The leading cause of child fatalities is usually injury by accident. These injuries are often either sustained in the home or during transportation. In lesser cases, the child is injured in a homicide or the nature of the injury is undetermined. Boys are more likely to sustain injuries in the home than girls. Children under the age of three are more likely to become fatally injured by accident than an older child.
Severe burns and injuries by falling from tall heights are some of the top reasons for child fatalities. Burns are usually acquired from house or automobile fires. Injuries by falling are often acquired by falling from stairs or banisters, open windows, or other tall structures in or around the home. Sometimes these events can be prevented by supervising the child, but other times the cause is complicated or the fault of a drunk driver or equally unpredictable occurrence.
Suffocation is a problem for young children, particularly children young enough to get stuck somewhere.
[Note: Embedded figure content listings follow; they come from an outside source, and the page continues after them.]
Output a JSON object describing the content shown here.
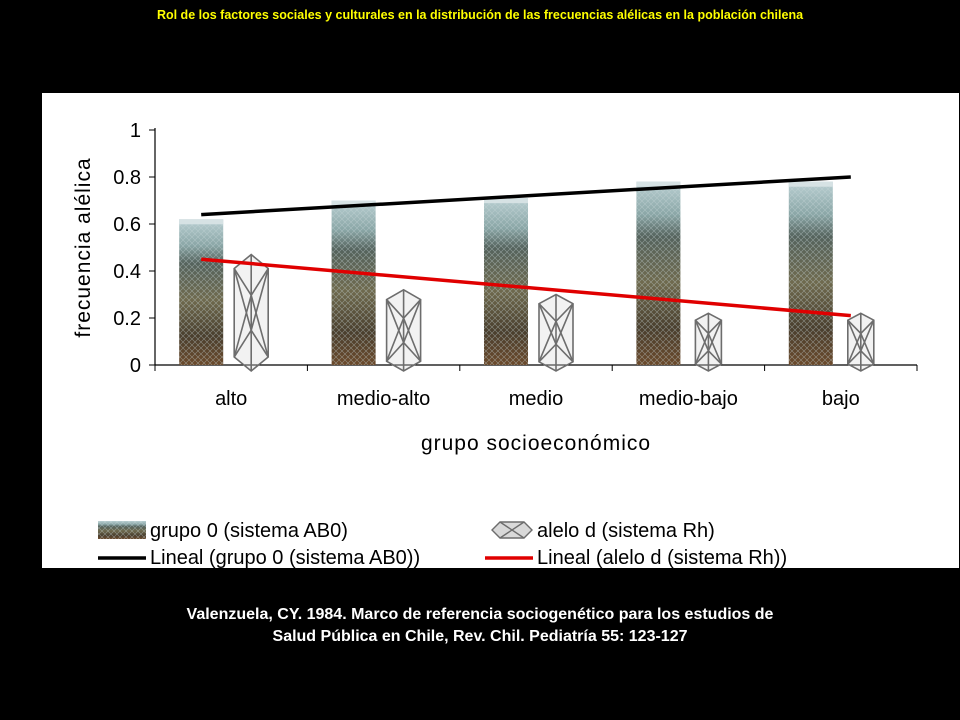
{
  "slide": {
    "title": "Rol de los factores sociales y culturales en la distribución de las frecuencias alélicas en la población chilena",
    "citation_line1": "Valenzuela, CY. 1984. Marco de referencia sociogenético para los estudios de",
    "citation_line2": "Salud Pública en Chile, Rev. Chil. Pediatría 55: 123-127"
  },
  "colors": {
    "background": "#000000",
    "title": "#ffff00",
    "trend_ab0": "#000000",
    "trend_rh": "#e00000"
  },
  "chart_data": {
    "type": "bar",
    "xlabel": "grupo socioeconómico",
    "ylabel": "frecuencia alélica",
    "ylim": [
      0,
      1
    ],
    "yticks": [
      "0",
      "0.2",
      "0.4",
      "0.6",
      "0.8",
      "1"
    ],
    "grid": false,
    "legend_position": "bottom",
    "categories": [
      "alto",
      "medio-alto",
      "medio",
      "medio-bajo",
      "bajo"
    ],
    "series": [
      {
        "name": "grupo 0 (sistema AB0)",
        "values": [
          0.62,
          0.7,
          0.71,
          0.78,
          0.78
        ]
      },
      {
        "name": "alelo d (sistema Rh)",
        "values": [
          0.47,
          0.32,
          0.3,
          0.22,
          0.22
        ]
      }
    ],
    "trendlines": [
      {
        "name": "Lineal (grupo 0 (sistema AB0))",
        "start": 0.64,
        "end": 0.8
      },
      {
        "name": "Lineal (alelo d (sistema Rh))",
        "start": 0.45,
        "end": 0.21
      }
    ]
  }
}
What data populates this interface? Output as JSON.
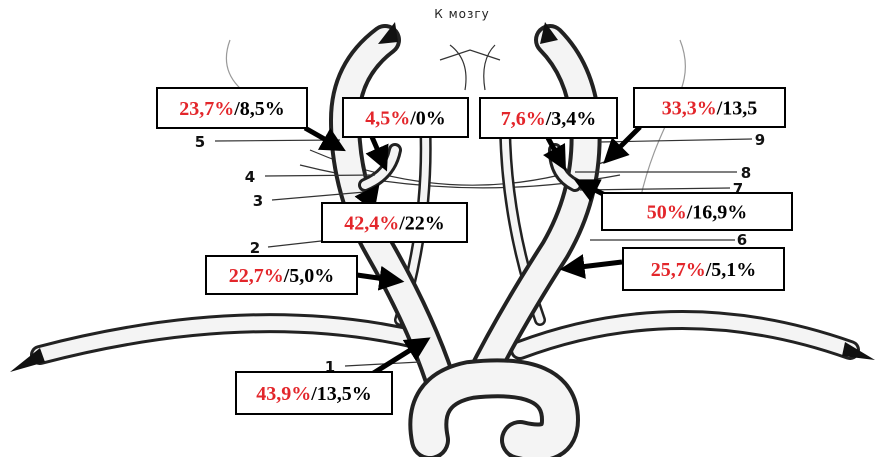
{
  "title": "К мозгу",
  "numbers": [
    "1",
    "2",
    "3",
    "4",
    "5",
    "6",
    "7",
    "8",
    "9"
  ],
  "labels": [
    {
      "red": "23,7%",
      "black": "/8,5%"
    },
    {
      "red": "4,5%",
      "black": "/0%"
    },
    {
      "red": "7,6%",
      "black": "/3,4%"
    },
    {
      "red": "33,3%",
      "black": "/13,5"
    },
    {
      "red": "50%",
      "black": "/16,9%"
    },
    {
      "red": "42,4%",
      "black": "/22%"
    },
    {
      "red": "22,7%",
      "black": "/5,0%"
    },
    {
      "red": "25,7%",
      "black": "/5,1%"
    },
    {
      "red": "43,9%",
      "black": "/13,5%"
    }
  ]
}
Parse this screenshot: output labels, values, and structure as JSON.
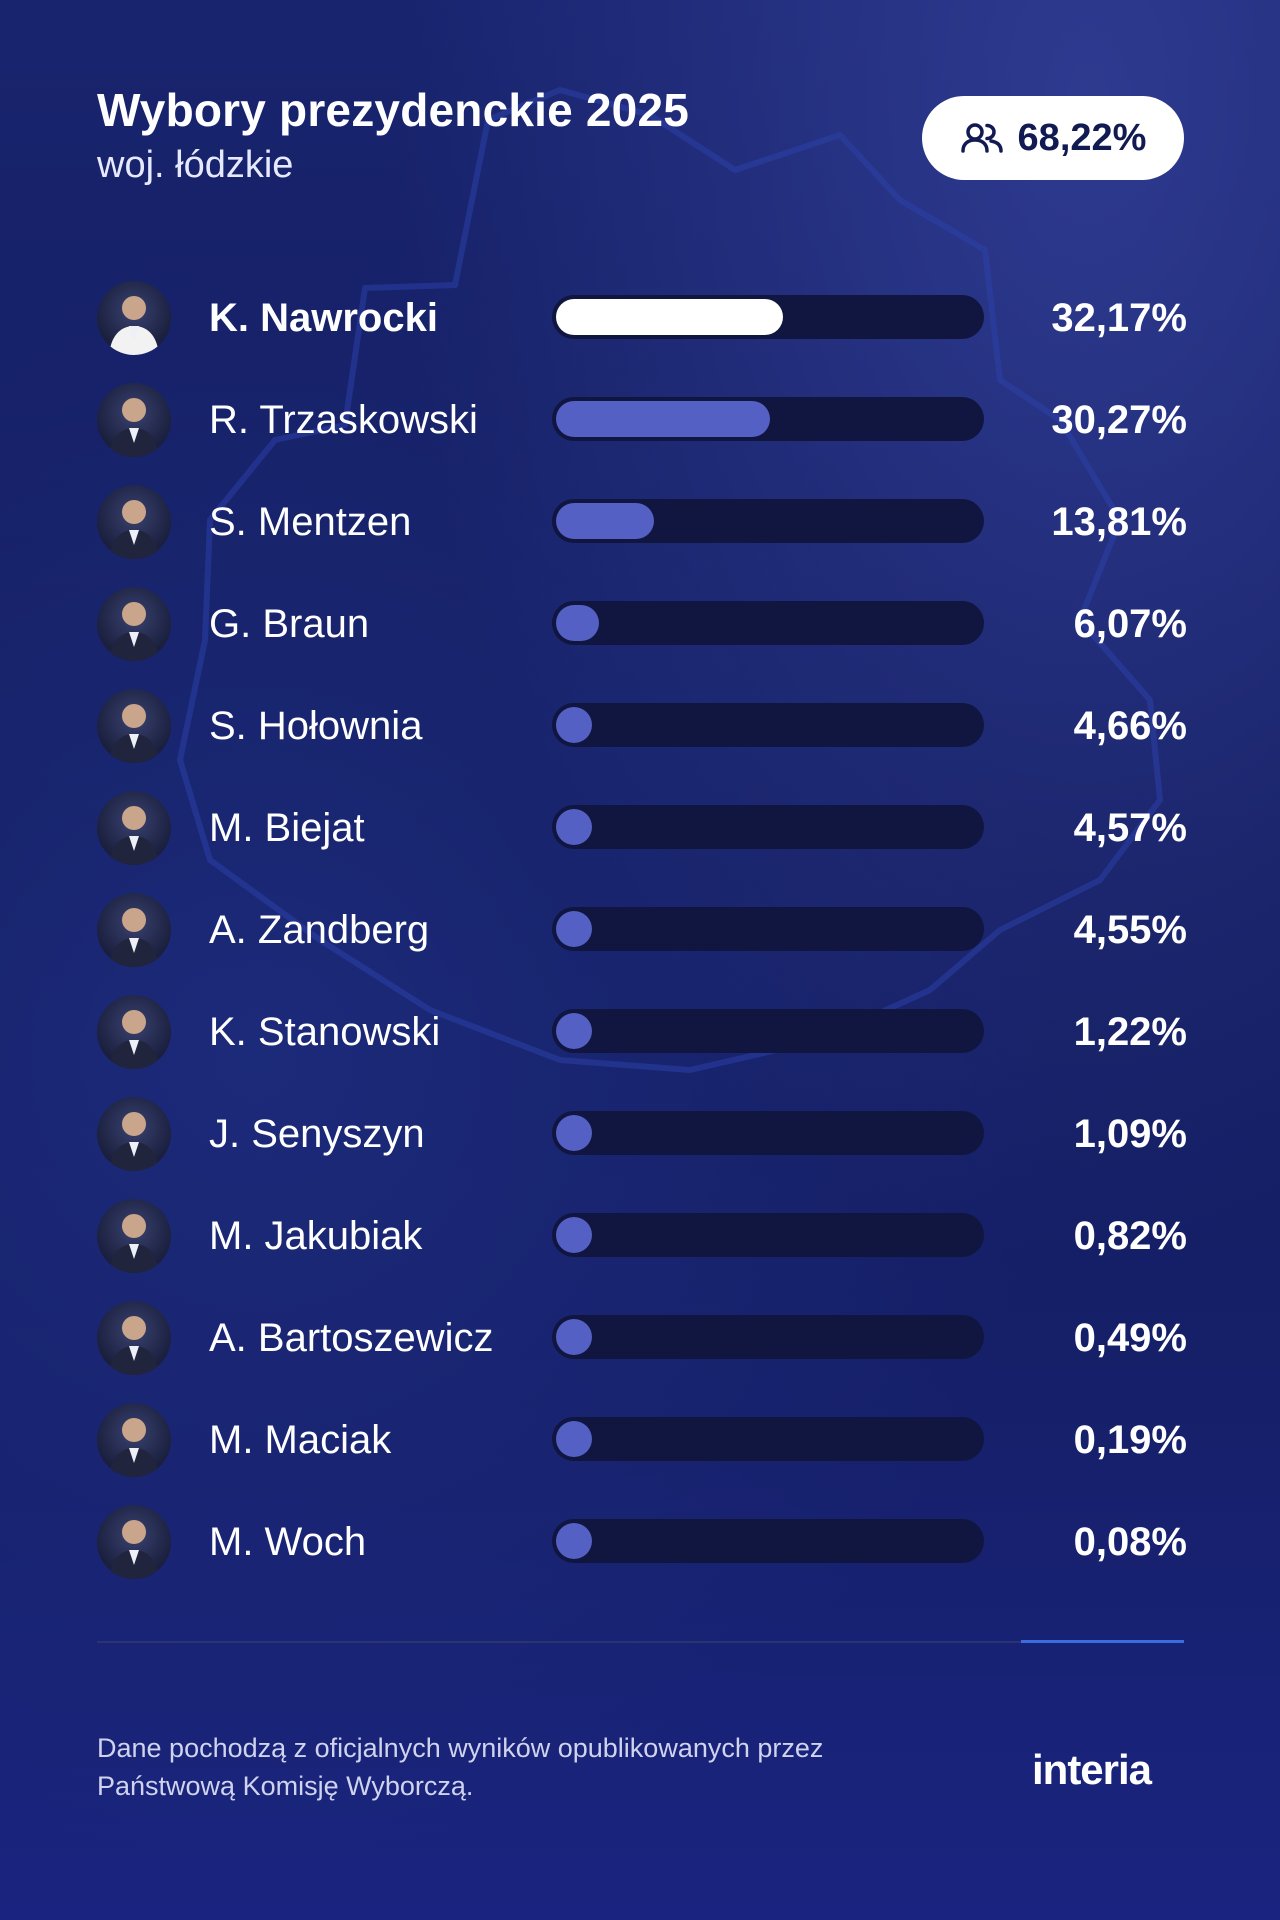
{
  "header": {
    "title": "Wybory prezydenckie 2025",
    "subtitle": "woj. łódzkie"
  },
  "turnout": {
    "icon": "people-icon",
    "value": "68,22%"
  },
  "colors": {
    "winner_bar": "#ffffff",
    "bar": "#5460c4",
    "track": "#10163f",
    "background": "#16206b"
  },
  "chart_data": {
    "type": "bar",
    "orientation": "horizontal",
    "title": "Wybory prezydenckie 2025",
    "subtitle": "woj. łódzkie",
    "xlim": [
      0,
      60
    ],
    "categories": [
      "K. Nawrocki",
      "R. Trzaskowski",
      "S. Mentzen",
      "G. Braun",
      "S. Hołownia",
      "M. Biejat",
      "A. Zandberg",
      "K. Stanowski",
      "J. Senyszyn",
      "M. Jakubiak",
      "A. Bartoszewicz",
      "M. Maciak",
      "M. Woch"
    ],
    "values": [
      32.17,
      30.27,
      13.81,
      6.07,
      4.66,
      4.57,
      4.55,
      1.22,
      1.09,
      0.82,
      0.49,
      0.19,
      0.08
    ],
    "labels": [
      "32,17%",
      "30,27%",
      "13,81%",
      "6,07%",
      "4,66%",
      "4,57%",
      "4,55%",
      "1,22%",
      "1,09%",
      "0,82%",
      "0,49%",
      "0,19%",
      "0,08%"
    ],
    "unit": "%"
  },
  "footer": {
    "note": "Dane pochodzą z oficjalnych wyników opublikowanych przez Państwową Komisję Wyborczą.",
    "logo": "interia"
  }
}
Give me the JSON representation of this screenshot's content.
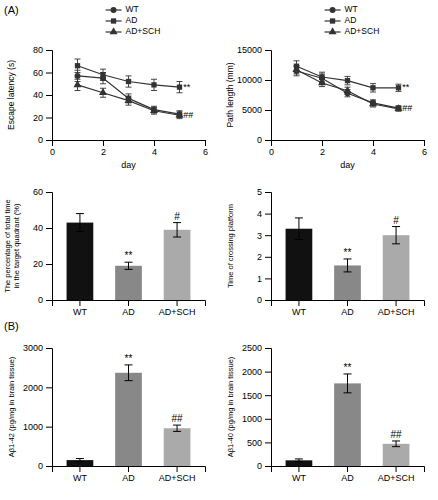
{
  "chart_data": [
    {
      "type": "line",
      "title": "(A)",
      "x_label": "day",
      "y_label": "Escape latency (s)",
      "x": [
        1,
        2,
        3,
        4,
        5
      ],
      "xlim": [
        0,
        6
      ],
      "xticks": [
        0,
        2,
        4,
        6
      ],
      "ylim": [
        0,
        80
      ],
      "yticks": [
        0,
        20,
        40,
        60,
        80
      ],
      "grid": false,
      "legend": "top",
      "series": [
        {
          "name": "WT",
          "color": "#333333",
          "marker": "circle",
          "values": [
            57,
            55,
            37,
            27,
            23
          ],
          "errors": [
            5,
            5,
            4,
            3,
            3
          ]
        },
        {
          "name": "AD",
          "color": "#333333",
          "marker": "square",
          "values": [
            66,
            58,
            52,
            49,
            47
          ],
          "errors": [
            6,
            5,
            5,
            5,
            5
          ]
        },
        {
          "name": "AD+SCH",
          "color": "#333333",
          "marker": "triangle",
          "values": [
            49,
            42,
            35,
            26,
            22
          ],
          "errors": [
            5,
            4,
            4,
            3,
            3
          ]
        }
      ],
      "annotations": [
        {
          "text": "**",
          "x": 5.15,
          "y": 47
        },
        {
          "text": "##",
          "x": 5.15,
          "y": 22
        }
      ]
    },
    {
      "type": "line",
      "x_label": "day",
      "y_label": "Path length (mm)",
      "x": [
        1,
        2,
        3,
        4,
        5
      ],
      "xlim": [
        0,
        6
      ],
      "xticks": [
        0,
        2,
        4,
        6
      ],
      "ylim": [
        0,
        15000
      ],
      "yticks": [
        0,
        5000,
        10000,
        15000
      ],
      "grid": false,
      "legend": "top",
      "series": [
        {
          "name": "WT",
          "color": "#333333",
          "marker": "circle",
          "values": [
            11500,
            10300,
            7800,
            6200,
            5300
          ],
          "errors": [
            800,
            700,
            600,
            500,
            400
          ]
        },
        {
          "name": "AD",
          "color": "#333333",
          "marker": "square",
          "values": [
            12300,
            10500,
            9900,
            8700,
            8700
          ],
          "errors": [
            900,
            800,
            700,
            700,
            600
          ]
        },
        {
          "name": "AD+SCH",
          "color": "#333333",
          "marker": "triangle",
          "values": [
            11700,
            9500,
            8200,
            6000,
            5200
          ],
          "errors": [
            700,
            600,
            600,
            500,
            400
          ]
        }
      ],
      "annotations": [
        {
          "text": "**",
          "x": 5.15,
          "y": 8700
        },
        {
          "text": "##",
          "x": 5.15,
          "y": 5200
        }
      ]
    },
    {
      "type": "bar",
      "y_label": "The percentage of total time\nin the target quadrant (%)",
      "categories": [
        "WT",
        "AD",
        "AD+SCH"
      ],
      "values": [
        43,
        19,
        39
      ],
      "errors": [
        5,
        2,
        4
      ],
      "colors": [
        "#111111",
        "#888888",
        "#aaaaaa"
      ],
      "ylim": [
        0,
        60
      ],
      "yticks": [
        0,
        20,
        40,
        60
      ],
      "grid": false,
      "annotations": [
        {
          "text": "**",
          "category": "AD"
        },
        {
          "text": "#",
          "category": "AD+SCH"
        }
      ]
    },
    {
      "type": "bar",
      "y_label": "Time of crossing platform",
      "categories": [
        "WT",
        "AD",
        "AD+SCH"
      ],
      "values": [
        3.3,
        1.6,
        3.0
      ],
      "errors": [
        0.5,
        0.3,
        0.4
      ],
      "colors": [
        "#111111",
        "#888888",
        "#aaaaaa"
      ],
      "ylim": [
        0,
        5
      ],
      "yticks": [
        0,
        1,
        2,
        3,
        4,
        5
      ],
      "grid": false,
      "annotations": [
        {
          "text": "**",
          "category": "AD"
        },
        {
          "text": "#",
          "category": "AD+SCH"
        }
      ]
    },
    {
      "type": "bar",
      "title": "(B)",
      "y_label": "Aβ1-42 (pg/mg in brain tissue)",
      "categories": [
        "WT",
        "AD",
        "AD+SCH"
      ],
      "values": [
        150,
        2370,
        960
      ],
      "errors": [
        40,
        200,
        80
      ],
      "colors": [
        "#111111",
        "#888888",
        "#aaaaaa"
      ],
      "ylim": [
        0,
        3000
      ],
      "yticks": [
        0,
        1000,
        2000,
        3000
      ],
      "grid": false,
      "annotations": [
        {
          "text": "**",
          "category": "AD"
        },
        {
          "text": "##",
          "category": "AD+SCH"
        }
      ]
    },
    {
      "type": "bar",
      "y_label": "Aβ1-40 (pg/mg in brain tissue)",
      "categories": [
        "WT",
        "AD",
        "AD+SCH"
      ],
      "values": [
        120,
        1750,
        470
      ],
      "errors": [
        30,
        200,
        60
      ],
      "colors": [
        "#111111",
        "#888888",
        "#aaaaaa"
      ],
      "ylim": [
        0,
        2500
      ],
      "yticks": [
        0,
        500,
        1000,
        1500,
        2000,
        2500
      ],
      "grid": false,
      "annotations": [
        {
          "text": "**",
          "category": "AD"
        },
        {
          "text": "##",
          "category": "AD+SCH"
        }
      ]
    }
  ]
}
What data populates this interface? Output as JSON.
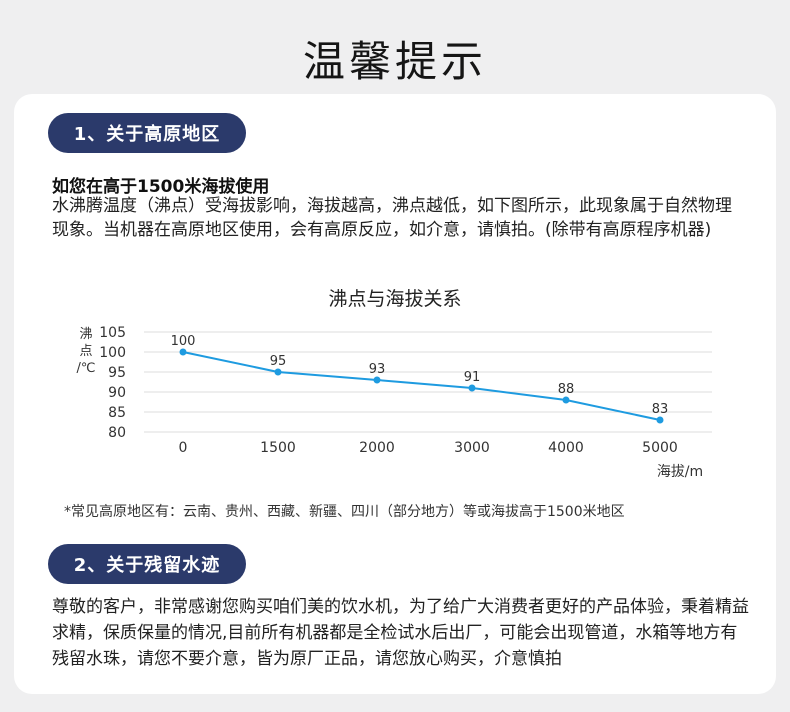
{
  "page": {
    "title": "温馨提示"
  },
  "section1": {
    "pill": "1、关于高原地区",
    "subhead": "如您在高于1500米海拔使用",
    "paragraph": "水沸腾温度（沸点）受海拔影响，海拔越高，沸点越低，如下图所示，此现象属于自然物理现象。当机器在高原地区使用，会有高原反应，如介意，请慎拍。(除带有高原程序机器)",
    "footnote": "*常见高原地区有：云南、贵州、西藏、新疆、四川（部分地方）等或海拔高于1500米地区"
  },
  "section2": {
    "pill": "2、关于残留水迹",
    "paragraph": "尊敬的客户，非常感谢您购买咱们美的饮水机，为了给广大消费者更好的产品体验，秉着精益求精，保质保量的情况,目前所有机器都是全检试水后出厂，可能会出现管道，水箱等地方有残留水珠，请您不要介意，皆为原厂正品，请您放心购买，介意慎拍"
  },
  "chart_data": {
    "type": "line",
    "title": "沸点与海拔关系",
    "ylabel": "沸点/℃",
    "xlabel": "海拔/m",
    "x": [
      "0",
      "1500",
      "2000",
      "3000",
      "4000",
      "5000"
    ],
    "values": [
      100,
      95,
      93,
      91,
      88,
      83
    ],
    "data_labels": [
      "100",
      "95",
      "93",
      "91",
      "88",
      "83"
    ],
    "yticks": [
      "105",
      "100",
      "95",
      "90",
      "85",
      "80"
    ],
    "ylim": [
      80,
      105
    ],
    "grid": true,
    "color": "#1e9be0"
  }
}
Choking on toys or parts of clothing can also lead to suffocation. These child fatalities can be prevented by paying attention to warning labels on toys and forbidding children to play in car trunks, old refrigerators, or other small areas with a limited air supply.
Drowning and poisoning can also happen at any age, but like most child fatalities, it happens more often to young children. Backyard swimming pools should be gated and locked, and the child should be supervised by an adult during swim time. Teaching a child to swim early on can help reduce the likelihood of drowning, though it is still possible. Cleaning supplies, vitamins, and prescription drugs should be locked away out of the child’s reach to prevent poisoning or overdose. Even all natural cleaning supplies or vitamins that are usually healthy for a body cannot be consumed in large doses without major consequences.